Make sure both layers have the same CRS:

python
districts = districts.to_crs("EPSG:4326") wells = wells.to_crs("EPSG:4326")

🔗 Step 2: Perform a Spatial Join

Join wells to districts to find out which well lies in which district:

python
joined = gpd.sjoin(wells, districts, how="left", predicate="within")

Now each well will have the attributes of the district it falls within!

python
print(joined.head())

🧠 What Just Happened?

  • how="left": Keep all wells, even if they don’t fall in a district.

  • predicate="within": Spatial relationship used to join features.
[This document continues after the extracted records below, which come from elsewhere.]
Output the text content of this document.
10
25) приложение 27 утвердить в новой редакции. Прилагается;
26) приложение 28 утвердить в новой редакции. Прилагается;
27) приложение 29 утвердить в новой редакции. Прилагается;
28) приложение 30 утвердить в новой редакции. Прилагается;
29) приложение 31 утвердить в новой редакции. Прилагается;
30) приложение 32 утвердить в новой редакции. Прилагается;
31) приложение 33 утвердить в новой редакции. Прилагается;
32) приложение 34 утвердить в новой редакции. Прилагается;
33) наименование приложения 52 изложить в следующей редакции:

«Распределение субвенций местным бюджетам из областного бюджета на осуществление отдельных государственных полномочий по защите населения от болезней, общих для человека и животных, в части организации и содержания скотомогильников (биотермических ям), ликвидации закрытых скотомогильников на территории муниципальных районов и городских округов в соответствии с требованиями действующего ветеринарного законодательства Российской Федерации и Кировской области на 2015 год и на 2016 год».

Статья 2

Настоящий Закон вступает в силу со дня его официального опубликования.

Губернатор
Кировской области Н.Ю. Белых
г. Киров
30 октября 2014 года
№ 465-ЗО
  • Other predicates: "intersects", "contains", "touches"


🔍 Step 3: Run Attribute Queries

Filter wells that fall in a specific district:

python
riyadh_wells = joined[joined["district_name"] == "Riyadh"] print(f"Number of wells in Riyadh: {len(riyadh_wells)}")

You can also filter based on depth or any other attribute:

python
deep_wells = riyadh_wells[riyadh_wells["depth"] > 100]

💾 Step 4: Save the Result

Export the result to a new shapefile or GeoJSON:

python
riyadh_wells.to_file("output/riyadh_wells.shp")

Or as GeoJSON:

python
riyadh_wells.to_file("output/riyadh_wells.geojson", driver="GeoJSON")

📊 Bonus: Count Wells per District

If you want a summary table (non-spatial):

python
counts = joined.groupby("district_name").size().reset_index(name="well_count") print(counts)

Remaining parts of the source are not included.